A matrix of blue GaN/InGaN multi-quantum-well (MQW) micro-Light-Emitting Diodes (micro-LEDs) with diode dimensions ranging from 2-100 μm was prepared by masked dry etching and characterized by Photoluminescence (PL), Microcathodoluminescence (MCL), capacitance-voltage profiling in the dark and under monochromatic illumination, current-voltage measurements, admittance spectra, Deep Level Transient Spectroscopy with electrical (DLTS) and optical (ODLTS) injection. The changes observed in the PL, MCL spectra are due to the formation of deep hole traps at E v +0.75 eV and electron traps at E c -1 eV in the sidewalls of the micro-LEDs. The former give rise to the red defect band peaked near 600 nm and contribute to the increase of tunneling and leakage current with decreasing the diode diameter. The latter are prominent centers of nonradiative recombination. • DLTS spectra measured with strong injection of holes into the MQW region demonstrate an increase of the density of deep acceptors at E v +0.7 eV and E v +0.75 eV as the diode diameter decreases from 100 to 30 µm. • These deep acceptors are well documented and have been credibly attributed to either carbon on nitrogen site C N acceptors or to gallium vacancy complexes with shallow donors, V Ga -D. • Experiments with LED degradation during operation or after electron irradiation point to these centers as being responsible for the enhanced tunneling and increased leakage current.

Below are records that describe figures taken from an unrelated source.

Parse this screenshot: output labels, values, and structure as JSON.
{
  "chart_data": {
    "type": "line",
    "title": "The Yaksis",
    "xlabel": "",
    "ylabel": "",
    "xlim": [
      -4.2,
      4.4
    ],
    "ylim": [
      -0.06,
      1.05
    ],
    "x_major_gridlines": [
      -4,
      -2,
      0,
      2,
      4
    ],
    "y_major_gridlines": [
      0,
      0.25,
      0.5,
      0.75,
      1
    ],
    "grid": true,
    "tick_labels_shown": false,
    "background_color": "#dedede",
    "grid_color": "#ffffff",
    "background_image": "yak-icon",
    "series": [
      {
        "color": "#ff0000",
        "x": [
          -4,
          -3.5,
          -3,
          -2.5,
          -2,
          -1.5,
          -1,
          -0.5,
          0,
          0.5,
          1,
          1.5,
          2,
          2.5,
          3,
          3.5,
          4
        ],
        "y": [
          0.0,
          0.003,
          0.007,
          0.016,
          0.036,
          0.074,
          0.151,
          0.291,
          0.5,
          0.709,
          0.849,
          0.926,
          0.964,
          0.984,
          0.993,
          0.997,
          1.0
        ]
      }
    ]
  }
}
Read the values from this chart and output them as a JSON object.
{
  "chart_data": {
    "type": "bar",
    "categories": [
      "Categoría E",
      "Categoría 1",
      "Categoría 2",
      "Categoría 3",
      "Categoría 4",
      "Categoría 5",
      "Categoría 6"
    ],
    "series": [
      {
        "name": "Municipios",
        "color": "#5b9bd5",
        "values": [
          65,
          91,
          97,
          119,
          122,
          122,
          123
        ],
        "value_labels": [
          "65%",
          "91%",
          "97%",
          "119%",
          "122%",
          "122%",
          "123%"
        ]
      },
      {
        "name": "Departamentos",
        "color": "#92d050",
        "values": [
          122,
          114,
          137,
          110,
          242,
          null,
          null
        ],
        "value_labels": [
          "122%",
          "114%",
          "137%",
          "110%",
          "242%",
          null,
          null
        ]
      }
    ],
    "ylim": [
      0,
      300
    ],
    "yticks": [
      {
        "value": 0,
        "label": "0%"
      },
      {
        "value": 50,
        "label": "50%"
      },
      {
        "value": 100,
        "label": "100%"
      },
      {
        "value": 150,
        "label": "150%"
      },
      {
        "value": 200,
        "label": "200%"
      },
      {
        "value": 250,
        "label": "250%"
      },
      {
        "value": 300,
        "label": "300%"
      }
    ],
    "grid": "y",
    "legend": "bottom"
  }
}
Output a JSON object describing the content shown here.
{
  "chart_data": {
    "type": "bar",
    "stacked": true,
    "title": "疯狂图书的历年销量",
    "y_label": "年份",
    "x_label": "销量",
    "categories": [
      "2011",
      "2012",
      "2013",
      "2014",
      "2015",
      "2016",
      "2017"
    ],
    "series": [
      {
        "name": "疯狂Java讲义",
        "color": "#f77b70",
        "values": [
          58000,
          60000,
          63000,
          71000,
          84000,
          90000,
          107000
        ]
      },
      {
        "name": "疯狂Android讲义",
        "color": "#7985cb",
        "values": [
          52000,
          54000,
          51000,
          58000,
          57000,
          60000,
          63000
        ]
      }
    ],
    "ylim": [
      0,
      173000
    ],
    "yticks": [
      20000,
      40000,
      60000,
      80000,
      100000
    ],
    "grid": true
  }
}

Experiments with nano-LEDs produced with dry etching favor the attribution of the deep acceptors to V Ga -D defects rather than to C N • This mechanism explains the very strong decrease in external quantum efficiency of micro-LEDs as the diameter falls below ~30 µm, since then the effect of trap states in the sidewalls becomes dominant. • The reported observation could form a basis for improvement of EQE of GaN-based micro-LEDs.